Monday, Mar. 08, 1926
New Plays
The Creaking Chair has an unusual history. It was written by an American, Allene Tupper Wilkes, and first produced in London. That stately metropolis promptly seized upon it and paid thousands of pounds for many months for the privilege of tingling to its grisly thrills. Then it was produced in Boston by a stock company, and so delighted that only slightly less stately community that it ran for six weeks against all the policies of the stock troupe. With these glistening references it comes to Manhattan and turns out to be a very ordinary mystery play with a mixture of burlesque.
An Egyptian headdress is the centre of fright.
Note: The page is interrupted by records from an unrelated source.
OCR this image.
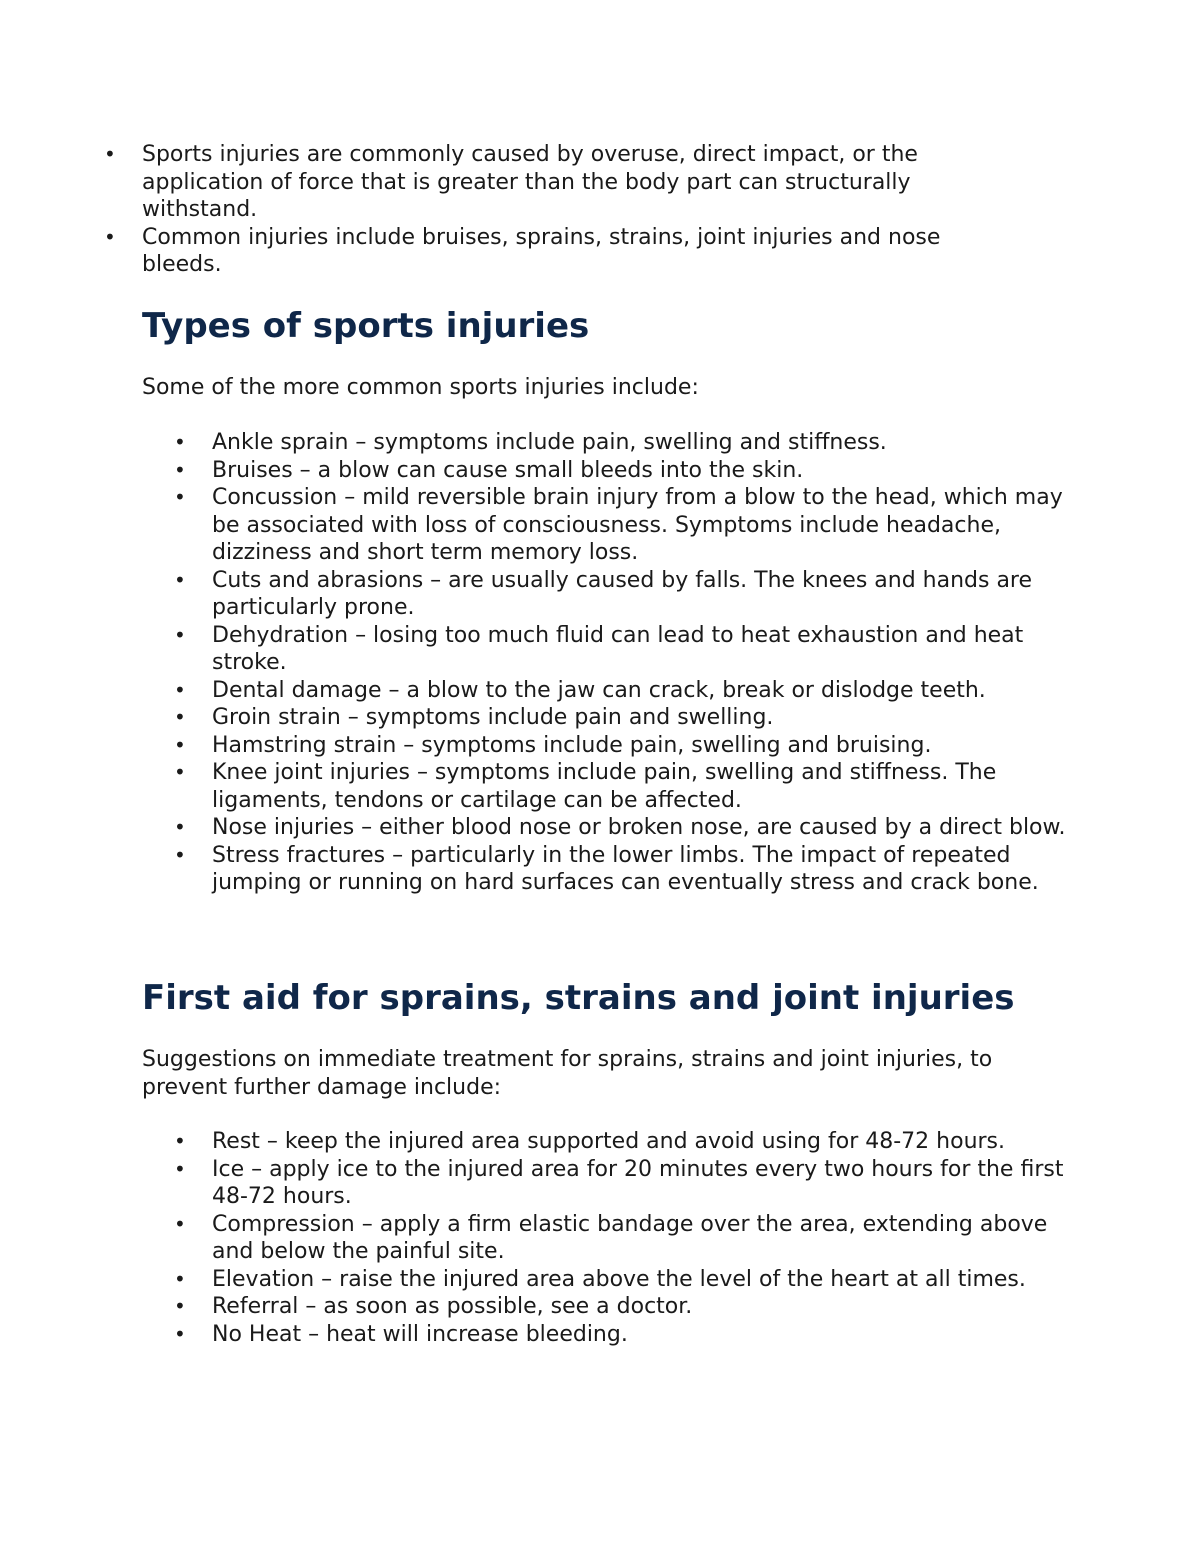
• Sports injuries are commonly caused by overuse, direct impact, or the application of force that is greater than the body part can structurally withstand.
• Common injuries include bruises, sprains, strains, joint injuries and nose bleeds.
Types of sports injuries

Some of the more common sports injuries include:

• Ankle sprain – symptoms include pain, swelling and stiffness.
• Bruises – a blow can cause small bleeds into the skin.
• Concussion – mild reversible brain injury from a blow to the head, which may be associated with loss of consciousness. Symptoms include headache, dizziness and short term memory loss.
• Cuts and abrasions – are usually caused by falls. The knees and hands are particularly prone.
• Dehydration – losing too much fluid can lead to heat exhaustion and heat stroke.
• Dental damage – a blow to the jaw can crack, break or dislodge teeth.
• Groin strain – symptoms include pain and swelling.
• Hamstring strain – symptoms include pain, swelling and bruising.
• Knee joint injuries – symptoms include pain, swelling and stiffness. The ligaments, tendons or cartilage can be affected.
• Nose injuries – either blood nose or broken nose, are caused by a direct blow.
• Stress fractures – particularly in the lower limbs. The impact of repeated jumping or running on hard surfaces can eventually stress and crack bone.
First aid for sprains, strains and joint injuries

Suggestions on immediate treatment for sprains, strains and joint injuries, to prevent further damage include:

• Rest – keep the injured area supported and avoid using for 48-72 hours.
• Ice – apply ice to the injured area for 20 minutes every two hours for the first 48-72 hours.
• Compression – apply a firm elastic bandage over the area, extending above and below the painful site.
• Elevation – raise the injured area above the level of the heart at all times.
• Referral – as soon as possible, see a doctor.
• No Heat – heat will increase bleeding.
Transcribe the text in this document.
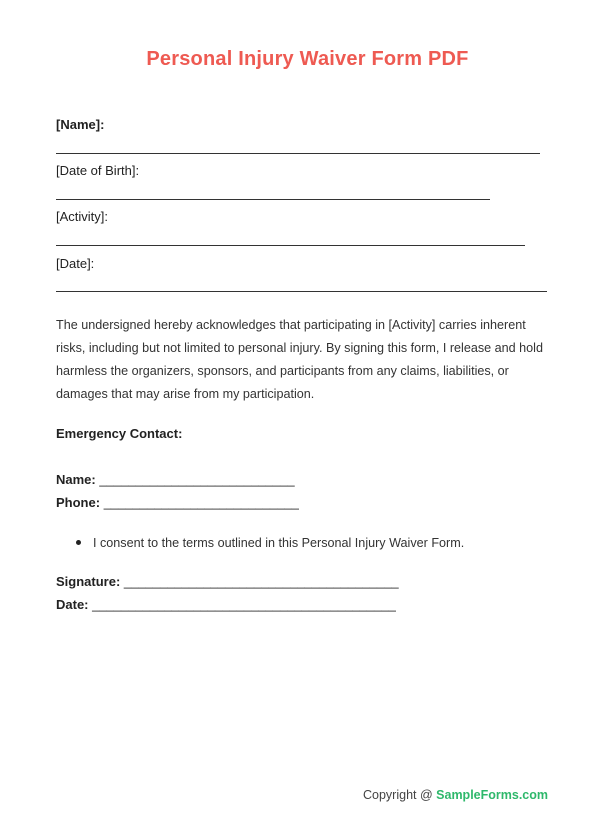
Personal Injury Waiver Form PDF
[Name]:
[Date of Birth]:
[Activity]:
[Date]:

The undersigned hereby acknowledges that participating in [Activity] carries inherent

risks, including but not limited to personal injury. By signing this form, I release and hold

harmless the organizers, sponsors, and participants from any claims, liabilities, or

damages that may arise from my participation.

Emergency Contact:
Name: ___________________________
Phone: ___________________________
I consent to the terms outlined in this Personal Injury Waiver Form.
Signature: ______________________________________
Date: __________________________________________
Copyright @ SampleForms.com
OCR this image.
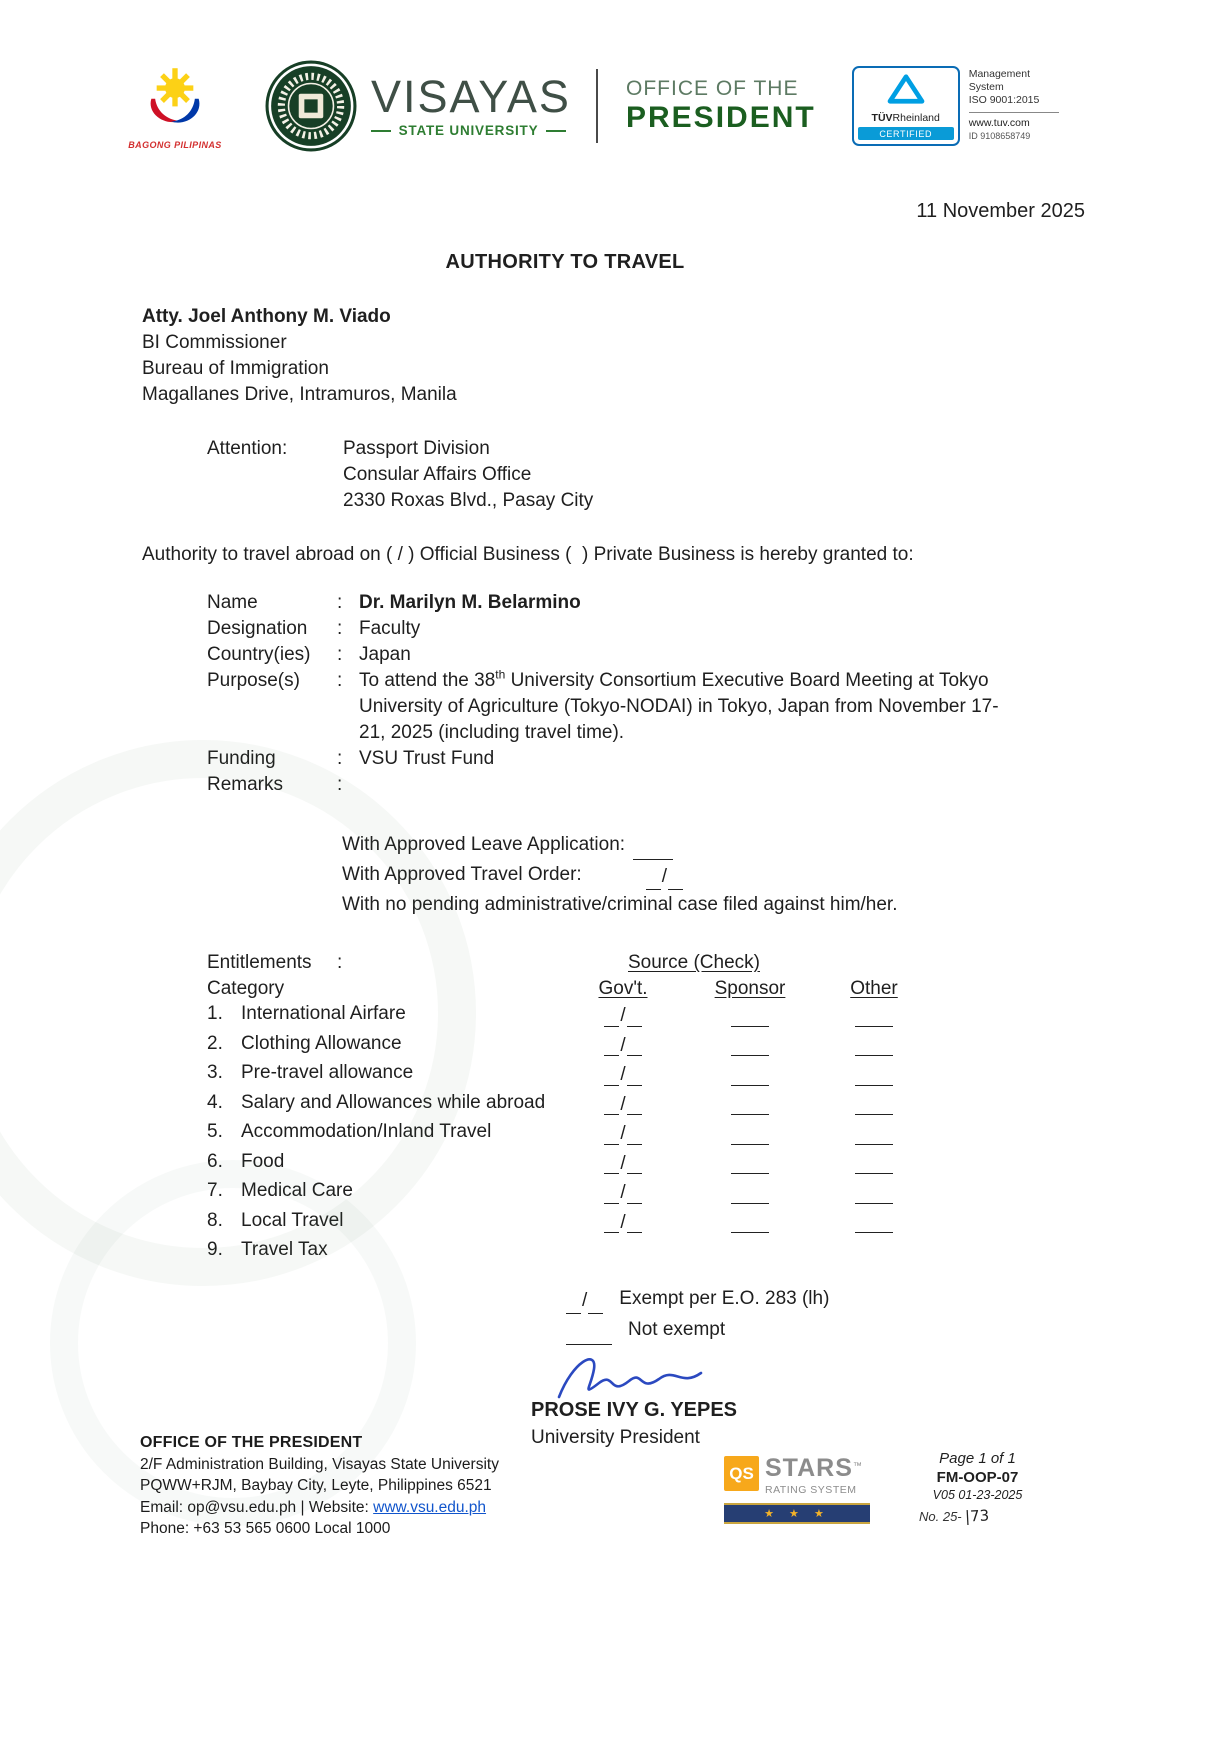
BAGONG PILIPINAS
VISAYAS
STATE UNIVERSITY
OFFICE OF THE
PRESIDENT	TÜVRheinland
CERTIFIED
Management
System
ISO 9001:2015
www.tuv.com
ID 9108658749
11 November 2025
AUTHORITY TO TRAVEL
Atty. Joel Anthony M. Viado
BI Commissioner
Bureau of Immigration
Magallanes Drive, Intramuros, Manila
Attention:	Passport Division
Consular Affairs Office
2330 Roxas Blvd., Pasay City
Authority to travel abroad on ( / ) Official Business (  ) Private Business is hereby granted to:
Name	: Dr. Marilyn M. Belarmino
Designation	: Faculty
Country(ies)	: Japan
Purpose(s)	: To attend the 38th University Consortium Executive Board Meeting at Tokyo University of Agriculture (Tokyo-NODAI) in Tokyo, Japan from November 17-21, 2025 (including travel time).
Funding	: VSU Trust Fund
Remarks	:
With Approved Leave Application:
With Approved Travel Order:	/
With no pending administrative/criminal case filed against him/her.
Entitlements :	Source (Check)
Category	Gov't.	Sponsor	Other
1. International Airfare	/
2. Clothing Allowance	/
3. Pre-travel allowance	/
4. Salary and Allowances while abroad	/
5. Accommodation/Inland Travel	/
6. Food	/
7. Medical Care	/
8. Local Travel	/
9. Travel Tax
/ Exempt per E.O. 283 (lh)
Not exempt
PROSE IVY G. YEPES
University President
OFFICE OF THE PRESIDENT
2/F Administration Building, Visayas State University
PQWW+RJM, Baybay City, Leyte, Philippines 6521
Email: op@vsu.edu.ph | Website: www.vsu.edu.ph
Phone: +63 53 565 0600 Local 1000
QS STARS™
RATING SYSTEM
★ ★ ★
Page 1 of 1
FM-OOP-07
V05 01-23-2025
No. 25- |73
It was stolen from an Egyptian tomb and has ended up in a plain English country house, which is very properly upset by long, naked arms reaching from behind portieres. It is reliably reported that this play was written in all seriousness and in rehearsal evinced a cranky tendency to sound funny at the wrong moment. Therefore it was made funny in a few more spots and blandly billed as burlesque.
Reginald Mason, E. E. Clive (from the Boston Stock Company), Eleanor Griffith and others spoke their pieces capably enough. In fact everything was all right except the play. Even that seemed to serve in England. But, unfortunately for those concerned, Manhattan is not London. Probably Boston was only fooling.
Mama Loves Papa. A wobbly little comedy about marriage appeared under this awkward title and was not very fervently applauded. The two young things of the title phrase stumbled innocently and separately into a wicked cocktail party in the city. It took two acts of explanation to restore them to each other's arms. The presence in the cast of John E. Hazzard, bibulous and bald comedian, was often helpful.
The Virgin. The strange unplumbed affinity between religious exaltation and sex, which was the motif of Rain, has tempted another playwright. He is Arthur Corning White, who teaches English at Dartmouth, and his play has been trimmed and tuned to the theatre by Louis Bennison, an actor. Between them they have turned out a somewhat self-consciously sensational entertainment which has spots of fiery brilliance.
Into a New England town comes a childlike French Canadian and promptly mistakes the heroine of the play (Phyllis Povah) for the Mother of Christ. A partly crazed preacher furnishes the religious frenzy, and the last act is chiefly valuable for a scene in which the French Canadian realizes the girl is not God and destroys most of her clothing. Miss Povah is one of the dependable actresses whose presence on the stage prevents any play from being wholly uninteresting. Which, it may be added, The Virgin was not.